I met Philip Rylands, had of the Guggenheim collection here in Venice, and he told me there might be things for me to do for visiting American scholars, the end of November. Also, he might use me as a babysitter for his 16-month-old son. “My wife is going absolutely mad,” he said. Very stuffy young Brit.

I cleaned the whole fucking apartment today, down to the tiles, which are the floors for the whole place – white tiles, which show all. Tonight I am making Gnocchi Verdi, and after trying to explain to the hardware store man what I wanted was ‘cheesecloth” –“la stoffa che e poroso per prosciugare l’acqua del formaggio, etc. etc.,” he told me they don’t use it here in Venezia. Well my next stop was the cheese store, and sure ‘nuf, the ricotta was so solid it didn’t need to be drained. Lesson 3 in living day to day in a foreign country where you don’t know the idiotic colloquial expressions…yet. I am really improving. My cheese man told me “parla bene l’italiano.” Flattery, flattery…

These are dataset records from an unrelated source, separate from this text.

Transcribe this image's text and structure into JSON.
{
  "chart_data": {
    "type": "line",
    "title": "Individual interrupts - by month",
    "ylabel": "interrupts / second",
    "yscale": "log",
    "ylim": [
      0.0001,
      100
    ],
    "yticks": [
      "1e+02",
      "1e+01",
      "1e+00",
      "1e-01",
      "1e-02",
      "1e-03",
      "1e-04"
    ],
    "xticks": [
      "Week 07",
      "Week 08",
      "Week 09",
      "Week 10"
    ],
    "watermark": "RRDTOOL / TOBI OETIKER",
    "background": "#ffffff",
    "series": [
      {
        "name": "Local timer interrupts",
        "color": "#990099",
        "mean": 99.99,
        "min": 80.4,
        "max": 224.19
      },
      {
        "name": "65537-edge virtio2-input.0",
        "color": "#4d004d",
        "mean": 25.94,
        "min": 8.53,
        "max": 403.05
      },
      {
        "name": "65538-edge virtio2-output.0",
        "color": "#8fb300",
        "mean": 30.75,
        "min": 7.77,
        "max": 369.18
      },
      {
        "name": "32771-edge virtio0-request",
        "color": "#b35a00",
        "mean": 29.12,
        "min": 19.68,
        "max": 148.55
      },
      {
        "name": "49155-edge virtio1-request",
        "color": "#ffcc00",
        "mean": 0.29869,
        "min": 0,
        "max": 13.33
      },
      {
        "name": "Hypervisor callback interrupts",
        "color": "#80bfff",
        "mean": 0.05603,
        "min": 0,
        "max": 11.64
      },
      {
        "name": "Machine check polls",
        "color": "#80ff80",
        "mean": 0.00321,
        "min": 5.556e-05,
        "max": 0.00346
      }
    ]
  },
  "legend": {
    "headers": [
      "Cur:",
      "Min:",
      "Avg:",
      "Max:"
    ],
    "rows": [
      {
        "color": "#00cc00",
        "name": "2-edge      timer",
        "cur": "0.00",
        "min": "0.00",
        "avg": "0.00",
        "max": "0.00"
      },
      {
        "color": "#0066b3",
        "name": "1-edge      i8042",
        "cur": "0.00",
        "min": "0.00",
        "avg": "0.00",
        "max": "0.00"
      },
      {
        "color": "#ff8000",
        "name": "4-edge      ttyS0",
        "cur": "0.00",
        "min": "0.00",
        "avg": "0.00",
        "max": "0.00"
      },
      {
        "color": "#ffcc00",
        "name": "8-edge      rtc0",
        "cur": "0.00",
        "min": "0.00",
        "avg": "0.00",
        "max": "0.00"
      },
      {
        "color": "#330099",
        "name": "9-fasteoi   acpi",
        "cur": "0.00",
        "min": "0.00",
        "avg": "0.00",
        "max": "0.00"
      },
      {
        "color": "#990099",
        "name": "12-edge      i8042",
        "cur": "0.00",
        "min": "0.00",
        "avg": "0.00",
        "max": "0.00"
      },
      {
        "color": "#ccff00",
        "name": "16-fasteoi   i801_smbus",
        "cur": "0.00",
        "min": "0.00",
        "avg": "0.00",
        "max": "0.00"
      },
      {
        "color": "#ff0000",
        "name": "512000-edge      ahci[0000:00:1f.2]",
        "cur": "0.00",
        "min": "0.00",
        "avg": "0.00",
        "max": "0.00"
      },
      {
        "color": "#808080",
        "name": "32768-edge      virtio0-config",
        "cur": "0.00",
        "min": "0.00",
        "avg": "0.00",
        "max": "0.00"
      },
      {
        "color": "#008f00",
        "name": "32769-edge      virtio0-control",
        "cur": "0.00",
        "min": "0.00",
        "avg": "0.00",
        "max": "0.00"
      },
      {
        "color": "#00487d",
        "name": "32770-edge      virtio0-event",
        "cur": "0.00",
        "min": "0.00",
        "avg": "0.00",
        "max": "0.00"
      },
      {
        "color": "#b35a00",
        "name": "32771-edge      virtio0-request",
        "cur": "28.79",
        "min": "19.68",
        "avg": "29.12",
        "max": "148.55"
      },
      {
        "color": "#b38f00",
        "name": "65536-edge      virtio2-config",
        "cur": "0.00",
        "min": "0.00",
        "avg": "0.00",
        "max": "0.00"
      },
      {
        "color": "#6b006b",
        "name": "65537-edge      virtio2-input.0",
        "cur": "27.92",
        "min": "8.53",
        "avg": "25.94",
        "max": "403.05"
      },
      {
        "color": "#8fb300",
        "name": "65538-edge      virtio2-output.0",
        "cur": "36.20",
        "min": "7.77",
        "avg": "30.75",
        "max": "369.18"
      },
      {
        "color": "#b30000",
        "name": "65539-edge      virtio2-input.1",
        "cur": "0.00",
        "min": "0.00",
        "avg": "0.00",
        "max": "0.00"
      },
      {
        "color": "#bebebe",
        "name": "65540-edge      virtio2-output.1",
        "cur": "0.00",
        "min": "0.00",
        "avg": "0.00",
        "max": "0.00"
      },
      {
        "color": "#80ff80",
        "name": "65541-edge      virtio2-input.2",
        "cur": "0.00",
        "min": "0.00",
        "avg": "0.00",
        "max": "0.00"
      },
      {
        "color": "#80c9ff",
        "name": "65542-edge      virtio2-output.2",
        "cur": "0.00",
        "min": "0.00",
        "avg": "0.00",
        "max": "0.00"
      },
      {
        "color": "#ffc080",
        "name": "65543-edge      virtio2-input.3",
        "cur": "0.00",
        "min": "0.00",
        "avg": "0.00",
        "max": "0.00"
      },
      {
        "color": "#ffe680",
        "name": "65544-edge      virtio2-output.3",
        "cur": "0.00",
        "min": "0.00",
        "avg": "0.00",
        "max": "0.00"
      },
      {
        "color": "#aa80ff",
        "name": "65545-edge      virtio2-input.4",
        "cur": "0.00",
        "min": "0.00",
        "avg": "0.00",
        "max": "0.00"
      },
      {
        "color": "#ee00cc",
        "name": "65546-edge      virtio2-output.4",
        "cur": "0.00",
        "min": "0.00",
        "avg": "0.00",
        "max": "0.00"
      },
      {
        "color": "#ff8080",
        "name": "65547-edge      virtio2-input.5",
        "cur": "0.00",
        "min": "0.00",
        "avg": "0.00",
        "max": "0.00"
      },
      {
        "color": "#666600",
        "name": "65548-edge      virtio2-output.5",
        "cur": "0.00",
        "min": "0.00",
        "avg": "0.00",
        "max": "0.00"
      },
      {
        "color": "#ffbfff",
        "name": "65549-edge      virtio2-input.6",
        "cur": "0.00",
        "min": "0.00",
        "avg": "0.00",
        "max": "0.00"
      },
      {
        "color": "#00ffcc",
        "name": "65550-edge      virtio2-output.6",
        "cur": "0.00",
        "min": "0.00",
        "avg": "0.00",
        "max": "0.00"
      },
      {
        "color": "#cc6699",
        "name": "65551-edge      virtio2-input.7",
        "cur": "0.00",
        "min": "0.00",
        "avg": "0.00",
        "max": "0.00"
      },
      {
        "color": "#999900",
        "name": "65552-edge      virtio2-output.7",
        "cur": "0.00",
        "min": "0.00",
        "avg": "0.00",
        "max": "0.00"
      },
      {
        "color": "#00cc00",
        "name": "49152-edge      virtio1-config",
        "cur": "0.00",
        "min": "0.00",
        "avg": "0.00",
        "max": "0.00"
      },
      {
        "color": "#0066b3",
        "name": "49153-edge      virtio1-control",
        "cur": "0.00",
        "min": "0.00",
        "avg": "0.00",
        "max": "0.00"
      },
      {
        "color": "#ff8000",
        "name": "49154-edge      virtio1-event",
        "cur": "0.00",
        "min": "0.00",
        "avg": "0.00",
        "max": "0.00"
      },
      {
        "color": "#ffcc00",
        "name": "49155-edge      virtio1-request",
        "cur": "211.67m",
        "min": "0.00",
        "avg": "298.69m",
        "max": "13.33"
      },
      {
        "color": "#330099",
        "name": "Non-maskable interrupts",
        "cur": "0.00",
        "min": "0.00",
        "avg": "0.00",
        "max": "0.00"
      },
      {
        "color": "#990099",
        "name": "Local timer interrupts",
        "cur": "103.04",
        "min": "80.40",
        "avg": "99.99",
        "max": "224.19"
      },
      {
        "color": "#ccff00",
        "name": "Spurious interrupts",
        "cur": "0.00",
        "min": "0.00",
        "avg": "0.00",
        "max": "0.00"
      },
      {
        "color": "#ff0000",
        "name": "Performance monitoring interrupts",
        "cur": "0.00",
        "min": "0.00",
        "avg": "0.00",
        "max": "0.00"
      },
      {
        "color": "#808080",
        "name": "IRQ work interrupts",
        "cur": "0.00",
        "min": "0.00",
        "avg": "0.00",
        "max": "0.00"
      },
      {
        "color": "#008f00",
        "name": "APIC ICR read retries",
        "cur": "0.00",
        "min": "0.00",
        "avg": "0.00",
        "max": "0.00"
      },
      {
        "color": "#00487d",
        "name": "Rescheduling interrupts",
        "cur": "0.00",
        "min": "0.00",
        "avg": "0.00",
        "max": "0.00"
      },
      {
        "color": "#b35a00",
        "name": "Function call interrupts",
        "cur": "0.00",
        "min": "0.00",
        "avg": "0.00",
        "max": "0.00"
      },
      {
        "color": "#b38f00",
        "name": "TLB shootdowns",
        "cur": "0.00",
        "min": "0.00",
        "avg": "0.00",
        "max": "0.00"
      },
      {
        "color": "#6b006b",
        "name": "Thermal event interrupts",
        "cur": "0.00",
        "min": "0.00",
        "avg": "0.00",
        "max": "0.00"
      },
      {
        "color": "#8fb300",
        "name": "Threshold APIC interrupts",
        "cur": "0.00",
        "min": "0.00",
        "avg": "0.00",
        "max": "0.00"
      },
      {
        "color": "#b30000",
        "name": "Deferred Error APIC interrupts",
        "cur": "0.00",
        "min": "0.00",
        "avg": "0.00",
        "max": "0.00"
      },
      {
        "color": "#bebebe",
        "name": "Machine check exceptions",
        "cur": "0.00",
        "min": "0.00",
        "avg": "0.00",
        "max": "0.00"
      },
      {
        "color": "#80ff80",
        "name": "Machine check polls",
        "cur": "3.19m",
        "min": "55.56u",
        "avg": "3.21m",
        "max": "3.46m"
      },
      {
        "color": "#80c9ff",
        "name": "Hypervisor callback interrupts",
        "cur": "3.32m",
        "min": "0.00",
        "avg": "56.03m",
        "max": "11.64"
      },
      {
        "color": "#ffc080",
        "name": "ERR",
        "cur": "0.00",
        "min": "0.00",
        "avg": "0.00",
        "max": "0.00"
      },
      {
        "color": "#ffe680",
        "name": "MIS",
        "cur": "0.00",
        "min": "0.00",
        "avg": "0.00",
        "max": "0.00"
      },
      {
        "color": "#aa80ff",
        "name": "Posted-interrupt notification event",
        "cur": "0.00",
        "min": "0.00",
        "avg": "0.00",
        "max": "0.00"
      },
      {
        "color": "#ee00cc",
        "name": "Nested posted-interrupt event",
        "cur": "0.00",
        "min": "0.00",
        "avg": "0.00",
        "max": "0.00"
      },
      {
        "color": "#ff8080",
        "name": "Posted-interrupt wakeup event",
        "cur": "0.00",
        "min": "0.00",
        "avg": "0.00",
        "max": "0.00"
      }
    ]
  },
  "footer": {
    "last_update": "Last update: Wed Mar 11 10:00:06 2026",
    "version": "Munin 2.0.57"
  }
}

Tell Bill I say hello and give him a loud succulent smack for me. Talking to Susan made me feel so much closer to y’all there!

Louisa is away lots, but we have a great time when she is here. The neighborhood kids are little hoods, and I am sitting in the kitchen listening to Brahms and the sound of their little toys being hurled all over the Goddamned courtyard. Ah the bliss of urbanity. Now the little fuckers are pounding on my window. Excuse me while I get my shotgun.